文章主要内容如下:
1、基础运行环境配置
2、Torch-GPU安装
3、ultralytics环境配置
4、Onnx及TensorRT导出详解
5、YOLOv8推理耗时分析
基础库版本:jetpack=5.1.3, torch-gpu=2.1.0, torchvision=0.16.0, ultralytics=8.3.146
设备的软件开发包基础信息
需要使用的软件环境有TensorRT、CUDA、CUDNN、OpenCV。所有软件环境在JetPack镜像中已经安装完成,如下所示:
jetson资源查看命令:
jtop
jtop页面详解:Jetson Orin Nano 工具—jtop安装及页面详解
1 基础环境配置
# 1 创建用户yolo
sudo useradd -m -s /bin/bash yolo
sudo passwd yolo #【密码:123】
# 2 确认系统架构
uname -m # 应输出 aarch64,表示ARM64架构
# 3 安装miniconda
wget https://repo.anaconda.com/miniconda/Miniconda3-latest-Linux-aarch64.sh
bash Miniconda3-latest-Linux-aarch64.sh # 安装,一路yes
source ~/.bashrc # 激活环境,失败可重启终端
conda -V # 查看版本
# 4 配置镜像源
conda config --add channels https://mirrors.tuna.tsinghua.edu.cn/anaconda/pkgs/main
conda config --add channels https://mirrors.tuna.tsinghua.edu.cn/anaconda/pkgs/free
conda config --set show_channel_urls yes
# 5 创建环境
conda create -n yolov8 python=3.8 # 一定要选择3.8,其他版本与其他安装包大概率不兼容
conda activate yolov8 # 激活环境
conda env remove -n <环境名> -y --all # 删除环境
# 6 进入用户后,强制装在当前用户下,避免装其他用户去了
# 【注意】:先跳过这步,先安装torch-gpu,不然直接装会存在版本冲突,会装最新的torch
# pip3 install ultralytics --user #【这样默认装CPU版torch,所以需单独装】
2 Torch-GPU安装
注意:进行自己用户
(1)查看jetpack版本,如下为5.1.3,因此需装对应的Torch
2.1 装torch
安装链接:PyTorch for Jetson - Announcements - NVIDIA Developer Forums
如下,点击下载:
# 装torch【问题不大】
pip install torch-2.1.0a0+41361538.nv23.06-cp38-cp38-linux_aarch64.whl --user
# 问题导入torch报错ImportError: libopenblas.so.0: cannot open shared object file: No such file or directory
sudo apt-get install libopenblas-base
2.2 装torchvison
注意:版本必须是0.16.x,且设置FORCE_CUDA=1,否则报错NotImplementedError: Could not run ‘torchvision::nms’ with arguments from the ‘CUDA’ backend.

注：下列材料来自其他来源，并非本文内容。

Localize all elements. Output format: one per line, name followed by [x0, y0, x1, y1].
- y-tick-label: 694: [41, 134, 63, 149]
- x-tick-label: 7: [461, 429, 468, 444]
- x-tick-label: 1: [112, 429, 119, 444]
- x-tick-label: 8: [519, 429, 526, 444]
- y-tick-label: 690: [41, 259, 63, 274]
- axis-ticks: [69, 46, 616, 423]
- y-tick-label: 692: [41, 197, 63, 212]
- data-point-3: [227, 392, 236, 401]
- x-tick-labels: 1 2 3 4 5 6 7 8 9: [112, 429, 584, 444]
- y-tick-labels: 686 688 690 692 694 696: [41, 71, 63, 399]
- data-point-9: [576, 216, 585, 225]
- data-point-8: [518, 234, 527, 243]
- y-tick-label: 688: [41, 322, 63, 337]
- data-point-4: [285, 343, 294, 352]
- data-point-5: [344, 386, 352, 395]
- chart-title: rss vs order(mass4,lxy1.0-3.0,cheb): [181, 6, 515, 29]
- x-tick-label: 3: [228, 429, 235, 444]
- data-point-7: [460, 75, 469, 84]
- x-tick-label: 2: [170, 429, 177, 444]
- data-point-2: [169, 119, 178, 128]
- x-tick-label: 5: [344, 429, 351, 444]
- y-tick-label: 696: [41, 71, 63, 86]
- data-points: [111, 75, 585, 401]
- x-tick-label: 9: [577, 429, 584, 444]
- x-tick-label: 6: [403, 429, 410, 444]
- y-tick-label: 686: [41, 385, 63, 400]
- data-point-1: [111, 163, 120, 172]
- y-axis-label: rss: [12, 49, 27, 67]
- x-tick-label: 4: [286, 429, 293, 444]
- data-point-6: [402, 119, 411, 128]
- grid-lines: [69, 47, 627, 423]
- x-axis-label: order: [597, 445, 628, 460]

问题:若直接pip install torchvision==0.16.0后,导入会如下报错:
解决:采用编译安装【略久】:
可先安装 sudo apt-get install libjpeg-dev zlib1g-dev 之后,删除所有缓存和编译零时文件,再重新编译安装即可【可能再显示,退出再import导入看是否出现】
下载压缩包链接【注意版本为0.16.0】:Tags · pytorch/vision · GitHub
# 必须先设置环境变量
export BUILD_VERSION=0.16.0
export FORCE_CUDA=1 # 强制启用 CUDA 编译
export TORCH_CUDA_ARCH_LIST="8.7" # AGX Orin 的 CUDA 架构
# 验证变量是否生效
echo $FORCE_CUDA # 应输出 1
echo $TORCH_CUDA_ARCH_LIST # 应输出 8.7
python3 setup.py install --user
2.3 验证
import torch
print(torch.__version__)
print('CUDA available: ' + str(torch.cuda.is_available()))
print('cuDNN version: ' + str(torch.backends.cudnn.version()))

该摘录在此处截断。